We analyzed the rearrangement of T-cell receptor (TcR) delta chain gene in 88 cases of lymphoproliferative disorders; 31 acute lymphoblastic leukemias/lymphoblastic lymphomas (ALL/LBL); 27 adult T-cell leukemias/lymphomas, 9 angioimmunoblastic lymphoadenopathies (AILD); 10 T-cell lymphomas (non-Hodgkin's lymphoma); and 11 Hodgkin's disease. All of 9 T-ALL/LBL cases, of which 4 cases have neither beta nor gamma gene rearrangement, had a new rearranged band of TcR delta locus. Ten of 16 B-lineage ALL/LBL had rearranged band(s) or deletion of TcR delta locus. The rearranged bands were recognized in 2 cases of AILD and 1 case of T-cell lymphoma. All cases of adult T-cell leukemias/lymphomas, 4 of AILD, 4 of T-cell lymphoma, and 8 of Hodgkin's disease had deleted TcR delta locus. Heterogeneous findings of TcR delta locus analysis were observed in AILD, T-cell lymphoma, and Hodgkin's disease. In 16 cases with TcR delta rearrangement, the J delta 1 region was frequently used and the J delta 2 region was rearranged in one AILD. It is suspected that J delta 3 was used in one T-ALL/LBL. There was no correlation between the phenotypic pattern of CD3, CD4, CD8 in T-cell disorders and the rearrangement of the TcR delta gene. These findings suggest that the newly identified TcR delta chain gene rearranges at a very early stage of T-cell ontogeny; prior to the other TcR genes and perhaps at almost the same stage with CD7 expression. The TcR delta gene is useful in assessing clonality for the most immature T-cell neoplasms not showing rearrangement of the other TcR genes. This gene is not lineage specific; however, when used in conjunction with immunoglobulin heavy chain gene, it may be a useful tool to distinguish lymphoid lineage of ALL/LBL.
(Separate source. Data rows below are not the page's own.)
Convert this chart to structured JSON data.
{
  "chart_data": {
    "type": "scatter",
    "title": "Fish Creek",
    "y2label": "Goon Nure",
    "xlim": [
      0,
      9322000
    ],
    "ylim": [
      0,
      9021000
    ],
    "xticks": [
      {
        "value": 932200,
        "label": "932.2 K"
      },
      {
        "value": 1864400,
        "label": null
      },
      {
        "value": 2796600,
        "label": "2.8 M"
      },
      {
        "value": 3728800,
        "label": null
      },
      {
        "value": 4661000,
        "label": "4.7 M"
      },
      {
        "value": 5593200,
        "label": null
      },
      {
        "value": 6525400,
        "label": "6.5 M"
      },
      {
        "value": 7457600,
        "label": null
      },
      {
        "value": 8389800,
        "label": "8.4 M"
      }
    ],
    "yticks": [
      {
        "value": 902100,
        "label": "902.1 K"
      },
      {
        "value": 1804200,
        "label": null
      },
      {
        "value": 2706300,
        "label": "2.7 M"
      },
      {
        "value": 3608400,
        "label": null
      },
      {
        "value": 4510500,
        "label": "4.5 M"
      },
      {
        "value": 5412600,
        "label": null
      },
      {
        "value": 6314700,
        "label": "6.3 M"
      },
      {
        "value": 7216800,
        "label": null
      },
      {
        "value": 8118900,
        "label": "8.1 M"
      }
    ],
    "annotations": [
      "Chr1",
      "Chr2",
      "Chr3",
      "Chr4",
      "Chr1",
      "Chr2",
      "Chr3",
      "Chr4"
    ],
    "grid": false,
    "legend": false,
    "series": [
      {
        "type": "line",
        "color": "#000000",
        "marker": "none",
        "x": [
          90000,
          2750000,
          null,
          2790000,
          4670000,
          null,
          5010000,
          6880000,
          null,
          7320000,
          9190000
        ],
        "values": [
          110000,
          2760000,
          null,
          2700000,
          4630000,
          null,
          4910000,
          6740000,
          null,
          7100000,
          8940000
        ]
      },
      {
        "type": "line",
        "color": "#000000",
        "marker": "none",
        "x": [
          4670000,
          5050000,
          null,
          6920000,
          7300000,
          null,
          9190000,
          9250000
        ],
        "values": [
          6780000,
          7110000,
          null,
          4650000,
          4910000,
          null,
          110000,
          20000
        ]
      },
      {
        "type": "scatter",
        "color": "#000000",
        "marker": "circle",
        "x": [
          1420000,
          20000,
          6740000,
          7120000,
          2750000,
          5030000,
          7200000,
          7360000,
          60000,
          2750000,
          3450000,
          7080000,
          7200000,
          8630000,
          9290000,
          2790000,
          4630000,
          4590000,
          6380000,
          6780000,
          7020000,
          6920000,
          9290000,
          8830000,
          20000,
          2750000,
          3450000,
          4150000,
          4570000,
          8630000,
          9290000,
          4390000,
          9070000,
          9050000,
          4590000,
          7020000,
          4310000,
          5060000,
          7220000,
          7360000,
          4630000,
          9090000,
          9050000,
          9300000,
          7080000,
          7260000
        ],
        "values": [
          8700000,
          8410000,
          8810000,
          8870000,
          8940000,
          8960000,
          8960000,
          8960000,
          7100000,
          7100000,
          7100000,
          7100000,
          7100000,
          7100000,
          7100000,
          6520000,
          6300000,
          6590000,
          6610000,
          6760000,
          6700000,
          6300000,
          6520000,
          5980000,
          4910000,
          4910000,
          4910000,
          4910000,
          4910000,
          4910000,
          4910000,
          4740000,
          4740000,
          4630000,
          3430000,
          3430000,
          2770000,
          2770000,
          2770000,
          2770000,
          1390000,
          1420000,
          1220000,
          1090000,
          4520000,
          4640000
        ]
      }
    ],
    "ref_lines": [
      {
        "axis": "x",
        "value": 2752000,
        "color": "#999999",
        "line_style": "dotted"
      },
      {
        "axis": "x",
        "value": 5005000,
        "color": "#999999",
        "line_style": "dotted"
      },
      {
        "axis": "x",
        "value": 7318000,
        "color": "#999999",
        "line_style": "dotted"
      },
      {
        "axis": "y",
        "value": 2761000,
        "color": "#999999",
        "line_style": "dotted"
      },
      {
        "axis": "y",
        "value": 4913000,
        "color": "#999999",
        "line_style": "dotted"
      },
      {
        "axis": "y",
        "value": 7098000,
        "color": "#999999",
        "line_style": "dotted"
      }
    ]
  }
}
我们分析了88例淋巴增生性疾病中T细胞受体(TcR)δ链基因的重排情况,其中包括31例急性淋巴细胞白血病/淋巴细胞淋巴瘤(ALL/LBL)、27例成人T细胞白血病/淋巴瘤、9例血管免疫母细胞性淋巴结病(AILD)、10例T细胞淋巴瘤(非霍奇金淋巴瘤)以及11例霍奇金病。9例T-ALL/LBL病例中,有4例既无β基因重排也无γ基因重排,均出现了TcRδ基因座的新重排条带。16例B系ALL/LBL中有10例出现了TcRδ基因座的重排条带或缺失。在2例AILD和1例T细胞淋巴瘤中识别出了重排条带。所有成人T细胞白血病/淋巴瘤病例、4例AILD、4例T细胞淋巴瘤以及8例霍奇金病均出现了TcRδ基因座缺失。在AILD、T细胞淋巴瘤和霍奇金病中观察到了TcRδ基因座分析的异质性结果。在16例TcRδ重排病例中,Jδ1区域被频繁使用,1例AILD中出现了Jδ2区域重排。疑似1例T-ALL/LBL中使用了Jδ3。T细胞疾病中CD3、CD4、CD8的表型模式与TcRδ基因重排之间无相关性。这些发现表明,新鉴定的TcRδ链基因在T细胞发育的非常早期阶段发生重排,早于其他TcR基因,可能与CD7表达处于几乎相同阶段。TcRδ基因对于评估未显示其他TcR基因重排的最不成熟T细胞肿瘤的克隆性很有用。该基因不具有谱系特异性;然而,与免疫球蛋白重链基因联合使用时,它可能是区分ALL/LBL淋巴谱系的有用工具。